Whilst DNA is not always present at a crime scene it is important to stress none of Hall’s DNA was found. Similarly none of his hairs were present. Also, none of Joan’s DNA was found on clothing belonging to Hall, with no traces being found in his car either. The authorities would have you believe Hall drove to his mother’s home shortly after the murder. It is indisputable the killer would have had blood upon his clothing and possibly his hands, unless he washed in Joan’s house. Consequently, if Hall was responsible, blood would have transferred from his clothing to his car upholstery. There are a range of scientific techniques to locate and identity blood. If blood is present on any surface, even if it is not visible under close examination, it will be detected. An examination of Hall’s car found no blood present. Upon his arrival at his mother’s home, where his mother immediately saw him upon arrival, Hall had no blood upon his clothing. He spoke with his mother for a substantial period of time and she would certainly have noticed blood upon him. Whilst it is not known whether Joan scratched or hit her attacker, Hall did not have any visible marks upon his body.
He also did not have any torn clothing or scratches upon him consistent with him having climbed through a smashed window. An important point was that the largest gap in the window was just fourteen inches in size. It would be hard for a 6’1″ man, of average build, such as Hall, to have climbed through the window, especially if he had been drinking just a couple of hours earlier. When someone smashes a window, microscopic glass fragments are created. No fragments were found on Hall’s clothing, shoes, in his car, at his mother’s home or at his own home.
One could argue that a murder can be well planned in order to take into account forensic evidence. Many criminals are, to use a police term, ‘forensically aware.’ However, if the crime had been a spontaneous action, which is the only real explanation when one considers that Hall had been drunk and made no effort to rush away from Ipswich, then some direct trace of him would have been left rather than circumstantial fibres which could, very realistically, have belonged to anyone.

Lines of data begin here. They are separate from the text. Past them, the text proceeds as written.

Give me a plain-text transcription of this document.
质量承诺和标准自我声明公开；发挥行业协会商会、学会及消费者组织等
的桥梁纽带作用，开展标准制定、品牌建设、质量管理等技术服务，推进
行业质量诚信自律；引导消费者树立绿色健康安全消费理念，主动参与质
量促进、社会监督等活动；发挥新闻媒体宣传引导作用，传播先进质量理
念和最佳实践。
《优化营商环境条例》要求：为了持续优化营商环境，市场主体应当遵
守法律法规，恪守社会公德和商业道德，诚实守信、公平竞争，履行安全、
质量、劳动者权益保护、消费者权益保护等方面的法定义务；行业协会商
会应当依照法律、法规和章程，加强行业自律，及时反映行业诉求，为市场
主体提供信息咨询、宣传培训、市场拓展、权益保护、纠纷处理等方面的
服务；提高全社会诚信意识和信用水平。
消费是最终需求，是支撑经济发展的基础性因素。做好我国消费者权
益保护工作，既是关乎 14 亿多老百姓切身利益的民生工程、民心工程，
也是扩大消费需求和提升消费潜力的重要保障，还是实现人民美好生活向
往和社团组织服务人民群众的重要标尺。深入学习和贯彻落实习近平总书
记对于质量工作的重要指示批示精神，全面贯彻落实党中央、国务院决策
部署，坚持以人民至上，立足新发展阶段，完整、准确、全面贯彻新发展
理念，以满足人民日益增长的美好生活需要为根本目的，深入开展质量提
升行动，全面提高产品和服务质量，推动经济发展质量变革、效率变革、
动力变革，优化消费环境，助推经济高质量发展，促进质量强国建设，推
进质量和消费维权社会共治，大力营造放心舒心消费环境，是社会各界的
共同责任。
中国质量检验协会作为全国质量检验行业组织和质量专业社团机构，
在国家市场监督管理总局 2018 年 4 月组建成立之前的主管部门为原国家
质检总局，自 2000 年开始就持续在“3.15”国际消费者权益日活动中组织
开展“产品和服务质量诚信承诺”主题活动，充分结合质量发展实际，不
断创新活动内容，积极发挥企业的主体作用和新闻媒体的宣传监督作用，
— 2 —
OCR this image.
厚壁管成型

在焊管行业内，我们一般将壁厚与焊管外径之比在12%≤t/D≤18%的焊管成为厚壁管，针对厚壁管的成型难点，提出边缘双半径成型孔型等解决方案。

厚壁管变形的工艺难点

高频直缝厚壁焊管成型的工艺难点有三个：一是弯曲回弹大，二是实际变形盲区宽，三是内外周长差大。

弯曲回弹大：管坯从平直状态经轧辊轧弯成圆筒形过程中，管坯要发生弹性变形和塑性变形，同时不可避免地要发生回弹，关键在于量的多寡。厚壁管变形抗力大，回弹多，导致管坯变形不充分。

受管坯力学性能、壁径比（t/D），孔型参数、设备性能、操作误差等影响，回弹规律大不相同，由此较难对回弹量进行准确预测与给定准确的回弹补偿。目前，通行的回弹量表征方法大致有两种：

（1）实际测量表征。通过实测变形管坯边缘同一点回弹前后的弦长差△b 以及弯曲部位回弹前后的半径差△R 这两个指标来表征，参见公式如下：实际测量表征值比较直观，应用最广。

Hall has consistently protested his innocence and has never provided incriminating statements of any sort. He is determined to clear his name so that he can regain his freedom and be reunited with his loved ones. His website (http:www.justice4simon.co.uk
) contains a message from Hall where he speaks of the hope that keeps him fighting against this miscarriage of justice: ‘I am not the man responsible for this crime and that gives me the unfortunate task of telling you that there is still a loony out there! … I am filled with hope that I can soon be reunited with my family and friends. Many things are starting to happen and I am confident that I can be back into court sometimes in the not too distant future. I am fully aware that it isn’t going to be an overnight thing and it may take years but I will not give up my fight, so I invite you all to join me as I make my way home.”